It is important to identify your own strengths through a range of transferable skills – a core set of skills and abilities that are not specific to a role or industry but can be taken from job to job. But you will need more than that.

Here’s the thing – don’t underestimate your life skills, such as experience gained through volunteer positions and community work, sports and hobbies. Let’s look at just a few of the common Key Selection Criteria (KSC) and some examples of how you might fit the bill.
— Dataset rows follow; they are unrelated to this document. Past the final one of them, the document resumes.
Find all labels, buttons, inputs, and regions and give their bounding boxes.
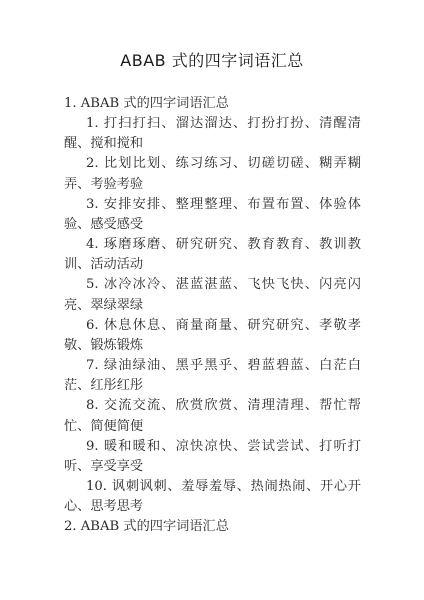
list-item: 2. 比划比划、练习练习、切磋切磋、糊弄糊弄、考验考验 xyxy=(64,154,361,194)
list-item: 6. 休息休息、商量商量、研究研究、孝敬孝敬、锻炼锻炼 xyxy=(64,316,361,356)
document-title: ABAB 式的四字词语汇总 xyxy=(0,51,424,71)
document-body: 1. ABAB 式的四字词语汇总 1. 打扫打扫、溜达溜达、打扮打扮、清醒清醒、… xyxy=(64,94,361,537)
list-item: 4. 琢磨琢磨、研究研究、教育教育、教训教训、活动活动 xyxy=(64,235,361,275)
list-item: 8. 交流交流、欣赏欣赏、清理清理、帮忙帮忙、简便简便 xyxy=(64,396,361,436)
list-item: 9. 暖和暖和、凉快凉快、尝试尝试、打听打听、享受享受 xyxy=(64,437,361,477)
list-item: 10. 讽刺讽刺、羞辱羞辱、热闹热闹、开心开心、思考思考 xyxy=(64,477,361,517)
list-item: 1. 打扫打扫、溜达溜达、打扮打扮、清醒清醒、搅和搅和 xyxy=(64,114,361,154)
section-heading-1: 1. ABAB 式的四字词语汇总 xyxy=(64,94,361,114)
list-item: 3. 安排安排、整理整理、布置布置、体验体验、感受感受 xyxy=(64,195,361,235)
document-page: ABAB 式的四字词语汇总 1. ABAB 式的四字词语汇总 1. 打扫打扫、溜… xyxy=(0,0,424,600)
list-item: 5. 冰冷冰冷、湛蓝湛蓝、飞快飞快、闪亮闪亮、翠绿翠绿 xyxy=(64,275,361,315)
list-item: 7. 绿油绿油、黑乎黑乎、碧蓝碧蓝、白茫白茫、红彤红彤 xyxy=(64,356,361,396)
section-heading-2: 2. ABAB 式的四字词语汇总 xyxy=(64,517,361,537)
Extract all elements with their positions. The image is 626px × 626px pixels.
Effective communication skills

What you can demonstrate

Student/school leaver/young adult 

  • Captain of a sporting team
  • Member of school Debating Team
  • Helped to train younger members at a Surf Life Saving Club

Mature adult/career change/return to work

  • Interaction with customers
  • Made a presentation to my study group/TAFE class
  • Prepared flyers and write the monthly newsletter for my volunteer organisation.

Ability to work in a team

What you can demonstrate

Student/school leaver/young adult 

  • Worked as part of a team to deliver a school project
  • Member of fundraising committee for sporting club
  • Care for younger siblings and help plan the family schedule

Mature adult/career change/return to work

  • Worked with other volunteers in a community group, e.g. Meals on Wheels, Rotary
  • Sporting club secretary, treasurer, trainer or coach
  • Emergency Services volunteer, e.g. Rural Fire Service

Skills in technology and IT

What you can demonstrate

Student/school leaver/young adult 

  • Use technology for school-work or online learning
  • Teach other family members to use new equipment, e.g. computers, iPpads, smartphones
  • Create websites and manage social media accounts

Mature adult/career change/return to work

  • Internet banking, e-commerce
  • Design and distribute e-newsletters for community group
  • Conduct research on the web and creating complex documents for family history project

Financial management skills

What you can demonstrate

Student/school leaver/young adult

  • Advanced mathematics student
  • Cash handling duties through part-time employment at McDonalds
  • Completed a Cert III in Accounts Administration at TAFE

Mature adult/career change/return to work

  • Volunteer manager of school canteen
  • Prepare BAS Statements for home business
  • Treasurer of sporting association

Ability to plan, organise and meet deadlines

What you can demonstrate

Student/school leaver/young adult 

  • Enrolled in online study course and submission of all assessment activities by due dates
  • Planning the steps of a school project, drafting the layout and complete on time
  • As a member of my school’s student leadership team, I have helped organise many fundraising and social events

Mature adult/career change/return to work

  • Planned major fundraising activity for community organisation
  • Completed a Certificate IV in Business Administration in 6 months
  • Prepare and distribute Meeting Papers for Social Tennis Club

Now it’s your turn to think about what life experience and life skills you can match to these examples, and then demonstrating these skills by using the STAR Method when creating your job application and when answering questions in an interview. The STAR acronym stands for “Situation, Task, Action, Result” and can be a very effective way of describing your strengths, skills, and experiences to a potential employer.

So, take the time to consider everything you can bring to the table – a skill is a skill, no matter where it is acquired, and employers will be looking for people just like you.